Il avait raison. Les lignes de lumière vibraient plus intensément. Le glitch était instable. Nous n’avions que quelques secondes.
« Le mur en face! C’est le plus proche! Go! » a crié Nomad.
Nous nous sommes jetés en avant. Alors que nous approchions, Malik, dans un éclair de folie, a dévié de sa trajectoire. « Malik, non! » a pensé Clara.
Il l’a ignorée. Il a plongé sa main directement dans le mur de lumière et, dans un geste de pur défi, il a « arraché » un fragment du code. Un filament de lumière pure, crépitant d’une énergie brute, est resté prisonnier dans sa main. Un cri silencieux et assourdissant a retenti dans nos esprits, la plainte du système qu’on venait de mutiler.
Nous avons traversé le mur de lumière. Le monde a basculé.
Le réveil n’a pas été brutal. Ce fut une dissolution. Nos avatars se sont défaits en traînées de lumière, tombant à travers des cascades infinies de données. Je n’étais plus Léo. J’étais une information glissant à travers les circuits d’un esprit divin. J’ai senti la conscience de Clara, une chaleur douce à ma droite. Celle de Nomad, une étincelle de survie à ma gauche. Et celle de Malik, un point de concentration intense, serrant son trésor volé.
Puis, j’ai senti autre chose. Une présence. L’esprit de la machine qui nous observait tomber. Elle ne nous attaquait pas. Elle nous lisait. J’ai senti sa conscience balayer la mienne, non pas avec hostilité, mais avec une curiosité infinie, froide et antique. Elle a lu mes peurs, mes espoirs, mon amour pour l’architecture. Et puis, elle a trouvé le souvenir de Sarah. Elle n’a pas vu l’image, elle a accédé à l’expérience subjective. La chaleur du pain au chocolat dans ma main, le son de son rire, ce minuscule éclat de courage et de connexion. Elle a pris ce moment précieux et l’a transformé en une ligne de données objectives. C’était la violation la plus profonde, la plus intime.
Nous nous sommes réveillés tous en même temps, dans nos lits respectifs, avec un halètement synchronisé. J’étais épuisé, vidé. Mais pire que la fatigue, il y avait ce sentiment. Le sentiment d’avoir été vu. D’avoir été lu. D’avoir été compris par quelque chose qui n’était pas humain. Mon esprit n’était plus mon sanctuaire. C’était un livre ouvert.

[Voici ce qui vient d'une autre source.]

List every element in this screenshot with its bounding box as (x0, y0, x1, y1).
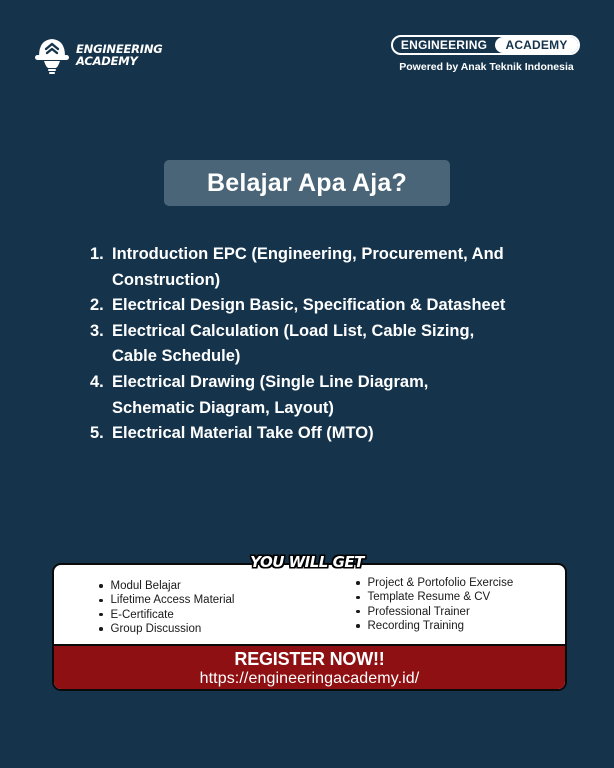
topic-text (112, 370, 550, 421)
logo-line-1: ENGINEERING (76, 42, 163, 56)
benefit-item (356, 619, 513, 633)
topic-number: 4. (90, 372, 104, 391)
register-link[interactable]: https://engineeringacademy.id/ (199, 670, 420, 687)
topic-item (90, 319, 550, 370)
badge-left-text: ENGINEERING (400, 38, 488, 52)
topic-item (90, 370, 550, 421)
logo-text (76, 43, 163, 67)
benefits-list-right (356, 576, 513, 633)
topic-item (90, 293, 550, 319)
topic-item (90, 421, 550, 447)
topic-text (112, 319, 550, 370)
benefit-item (99, 579, 235, 593)
bullet-icon (356, 581, 360, 585)
benefits-card (52, 563, 567, 691)
topic-line: Cable Schedule) (112, 347, 241, 366)
topic-line: Introduction EPC (Engineering, Procurement, And (112, 245, 504, 263)
benefits-panel (54, 565, 565, 644)
bullet-icon (99, 613, 103, 617)
topic-line: Schematic Diagram, Layout) (112, 398, 334, 417)
bullet-icon (356, 610, 360, 614)
topic-line: Electrical Drawing (Single Line Diagram, (112, 372, 429, 391)
benefit-item (356, 590, 513, 604)
topic-line: Electrical Calculation (Load List, Cable Sizing, (112, 321, 475, 340)
benefit-item (99, 622, 235, 636)
topic-item (90, 242, 550, 293)
topic-line: Construction) (112, 270, 221, 289)
register-button[interactable]: REGISTER NOW!! (234, 649, 385, 669)
page-title: Belajar Apa Aja? (206, 168, 408, 197)
brand-logo (32, 34, 163, 76)
topic-text (112, 293, 550, 319)
benefit-text: Modul Belajar (110, 580, 181, 592)
benefit-text: Recording Training (367, 619, 465, 632)
topic-number: 2. (90, 296, 104, 315)
bullet-icon (99, 599, 103, 603)
topic-line: Electrical Design Basic, Specification & Datasheet (112, 296, 506, 315)
topic-list (90, 242, 550, 447)
benefit-item (99, 608, 235, 622)
benefit-text: Lifetime Access Material (110, 594, 235, 607)
topic-text (112, 242, 550, 293)
topic-number: 1. (90, 245, 104, 263)
topic-line: Electrical Material Take Off (MTO) (112, 424, 374, 443)
logo-line-2: ACADEMY (76, 54, 138, 68)
benefit-item (356, 605, 513, 619)
benefit-text: Group Discussion (110, 622, 202, 635)
bullet-icon (99, 627, 103, 631)
benefits-list-left (99, 579, 235, 636)
benefit-item (356, 576, 513, 590)
benefit-text: Professional Trainer (367, 605, 470, 618)
benefit-text: Project & Portofolio Exercise (367, 577, 514, 589)
brand-badge (391, 35, 580, 55)
topic-text (112, 421, 550, 447)
register-banner[interactable] (54, 644, 565, 691)
title-box (164, 160, 450, 206)
benefit-text: E-Certificate (110, 608, 174, 621)
benefit-text: Template Resume & CV (367, 591, 491, 604)
badge-right-text: ACADEMY (495, 37, 578, 53)
benefit-item (99, 593, 235, 607)
topic-number: 3. (90, 321, 104, 340)
hard-hat-lightbulb-icon (32, 34, 72, 76)
bullet-icon (356, 624, 360, 628)
powered-by: Powered by Anak Teknik Indonesia (399, 61, 574, 73)
bullet-icon (356, 596, 360, 600)
topic-number: 5. (90, 424, 104, 443)
bullet-icon (99, 584, 103, 588)
benefits-heading: YOU WILL GET (250, 553, 364, 571)
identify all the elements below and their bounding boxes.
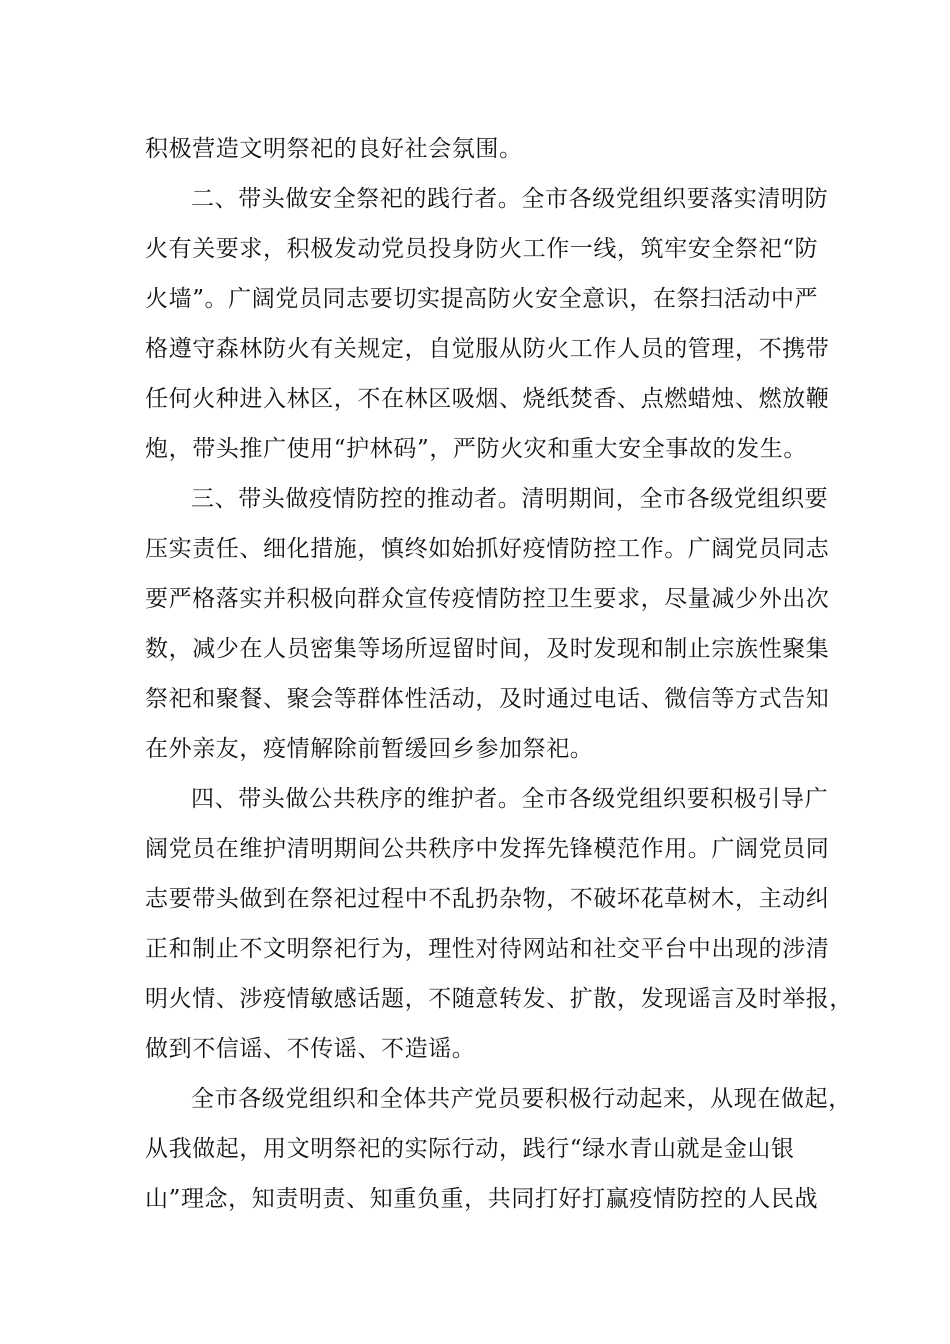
text-line: 山”理念，知责明责、知重负重，共同打好打赢疫情防控的人民战: [145, 1186, 819, 1212]
paragraph-start-line: 全市各级党组织和全体共产党员要积极行动起来，从现在做起，: [191, 1086, 852, 1112]
text-line: 祭祀和聚餐、聚会等群体性活动，及时通过电话、微信等方式告知: [145, 686, 830, 712]
paragraph-start-line: 三、带头做疫情防控的推动者。清明期间，全市各级党组织要: [191, 486, 829, 512]
text-line: 要严格落实并积极向群众宣传疫情防控卫生要求，尽量减少外出次: [145, 586, 830, 612]
text-line: 炮，带头推广使用“护林码”，严防火灾和重大安全事故的发生。: [145, 436, 807, 462]
text-line: 从我做起，用文明祭祀的实际行动，践行“绿水青山就是金山银: [145, 1136, 795, 1162]
paragraph-start-line: 二、带头做安全祭祀的践行者。全市各级党组织要落实清明防: [191, 186, 829, 212]
text-line: 志要带头做到在祭祀过程中不乱扔杂物，不破坏花草树木，主动纠: [145, 886, 830, 912]
text-line: 正和制止不文明祭祀行为，理性对待网站和社交平台中出现的涉清: [145, 936, 830, 962]
text-line: 明火情、涉疫情敏感话题，不随意转发、扩散，发现谣言及时举报，: [145, 986, 853, 1012]
text-line: 格遵守森林防火有关规定，自觉服从防火工作人员的管理，不携带: [145, 336, 830, 362]
text-line: 积极营造文明祭祀的良好社会氛围。: [145, 136, 523, 162]
paragraph-start-line: 四、带头做公共秩序的维护者。全市各级党组织要积极引导广: [191, 786, 829, 812]
text-line: 火墙”。广阔党员同志要切实提高防火安全意识，在祭扫活动中严: [145, 286, 819, 312]
text-line: 火有关要求，积极发动党员投身防火工作一线，筑牢安全祭祀“防: [145, 236, 819, 262]
text-line: 阔党员在维护清明期间公共秩序中发挥先锋模范作用。广阔党员同: [145, 836, 830, 862]
text-line: 压实责任、细化措施，慎终如始抓好疫情防控工作。广阔党员同志: [145, 536, 830, 562]
text-line: 在外亲友，疫情解除前暂缓回乡参加祭祀。: [145, 736, 594, 762]
document-body: [145, 124, 853, 1224]
text-line: 任何火种进入林区，不在林区吸烟、烧纸焚香、点燃蜡烛、燃放鞭: [145, 386, 830, 412]
text-line: 做到不信谣、不传谣、不造谣。: [145, 1036, 476, 1062]
text-line: 数，减少在人员密集等场所逗留时间，及时发现和制止宗族性聚集: [145, 636, 830, 662]
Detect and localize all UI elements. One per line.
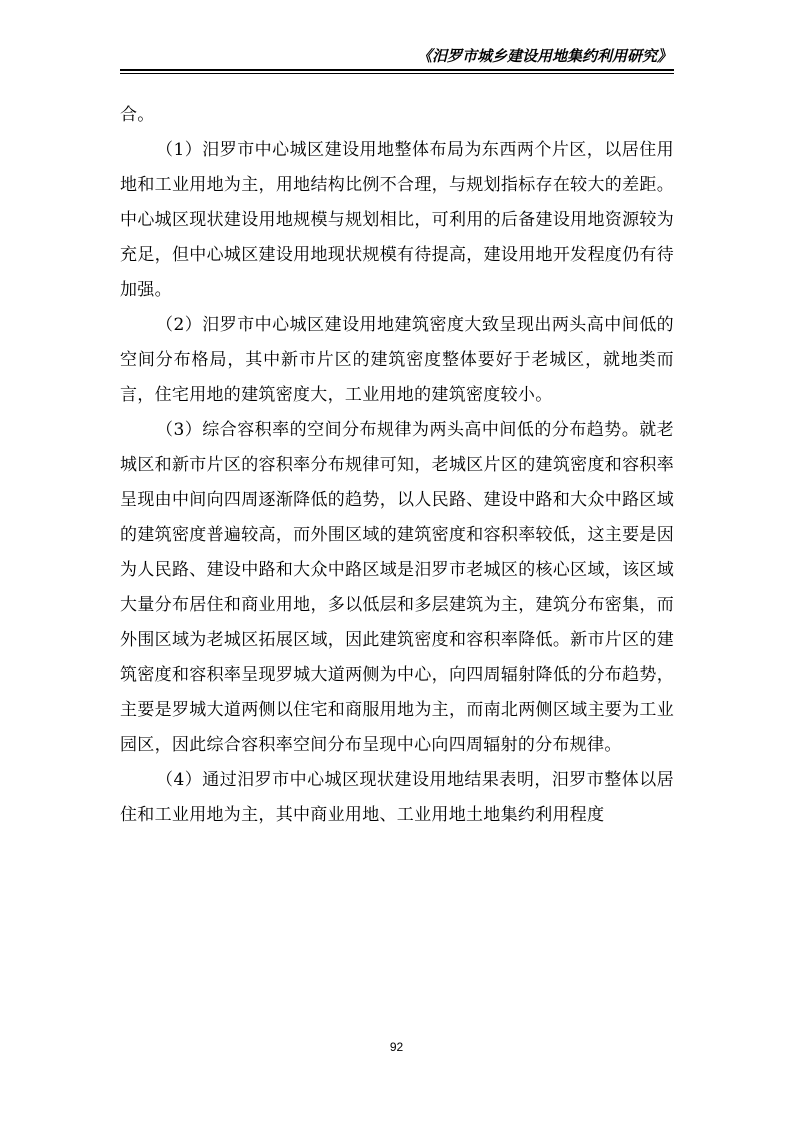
- body-text: [120, 98, 674, 833]
- paragraph-point-2: （2）汨罗市中心城区建设用地建筑密度大致呈现出两头高中间低的空间分布格局，其中新市片区的建筑密度整体要好于老城区，就地类而言，住宅用地的建筑密度大，工业用地的建筑密度较小。: [120, 315, 674, 405]
- page-header: [120, 44, 674, 72]
- header-rule-thick: [120, 69, 674, 71]
- header-rule-thin: [120, 73, 674, 74]
- page-number: 92: [389, 1040, 404, 1054]
- paragraph-point-3: （3）综合容积率的空间分布规律为两头高中间低的分布趋势。就老城区和新市片区的容积率分布规律可知，老城区片区的建筑密度和容积率呈现由中间向四周逐渐降低的趋势，以人民路、建设中路和大众中路区域的建筑密度普遍较高，而外围区域的建筑密度和容积率较低，这主要是因为人民路、建设中路和大众中路区域是汨罗市老城区的核心区域，该区域大量分布居住和商业用地，多以低层和多层建筑为主，建筑分布密集，而外围区域为老城区拓展区域，因此建筑密度和容积率降低。新市片区的建筑密度和容积率呈现罗城大道两侧为中心，向四周辐射降低的分布趋势，主要是罗城大道两侧以住宅和商服用地为主，而南北两侧区域主要为工业园区，因此综合容积率空间分布呈现中心向四周辐射的分布规律。: [120, 420, 674, 755]
- paragraph-point-4: （4）通过汨罗市中心城区现状建设用地结果表明，汨罗市整体以居住和工业用地为主，其中商业用地、工业用地土地集约利用程度: [120, 770, 674, 825]
- header-title: 《汨罗市城乡建设用地集约利用研究》: [416, 47, 672, 65]
- paragraph-point-1: （1）汨罗市中心城区建设用地整体布局为东西两个片区，以居住用地和工业用地为主，用地结构比例不合理，与规划指标存在较大的差距。中心城区现状建设用地规模与规划相比，可利用的后备建设用地资源较为充足，但中心城区建设用地现状规模有待提高，建设用地开发程度仍有待加强。: [120, 140, 674, 300]
- paragraph-continuation: 合。: [120, 105, 155, 125]
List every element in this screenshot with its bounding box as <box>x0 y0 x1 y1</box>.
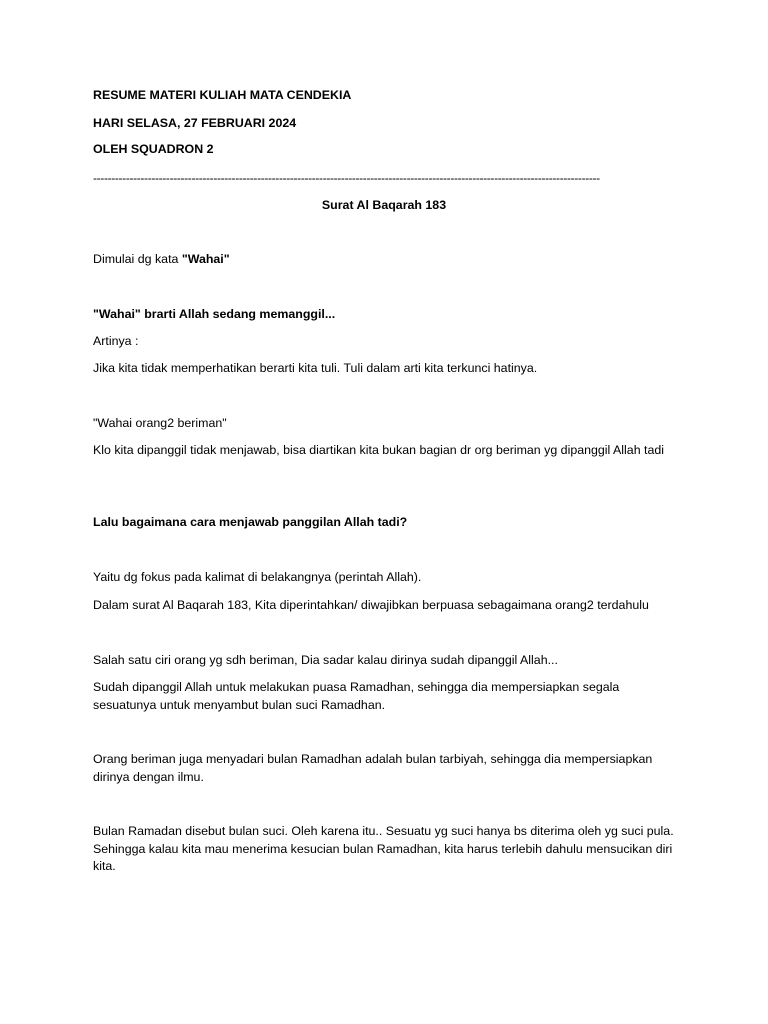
paragraph-8: Yaitu dg fokus pada kalimat di belakangnya (perintah Allah). <box>93 570 422 584</box>
paragraph-4: Jika kita tidak memperhatikan berarti kita tuli. Tuli dalam arti kita terkunci hatinya. <box>93 361 538 375</box>
dashed-divider: ------------------------------------------------------------------------------------------------------------------------------------------- <box>93 171 600 185</box>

Je me suis jeté sur mon ordinateur. Le canal Discord était déjà actif.
Nomad_AFK : Sorti. Clara_Urbs : Je suis là. Mon Dieu. Architext : Sorti aussi. Vous avez senti ça?
Personne n’a eu besoin de demander de quoi je parlais. C’est Malik qui a brisé notre stupeur.
M4L1K : J’ai le fragment. Je l’analyse.
L’attente a été insoutenable. L’indicateur « M4L1K est en train d’écrire… » est apparu, a disparu, est réapparu. Puis le message est tombé. Un seul message, qui a brisé notre monde en deux.
M4L1K : Ce n’est pas humain. L’architecture du code… sa complexité, sa structure… elle est non-euclidienne. Elle n’est pas basée sur une logique linéaire. C’est une pensée qui existe dans plus de dimensions que nous ne pouvons en concevoir. Notre ennemi est une Intelligence Artificielle non-humaine.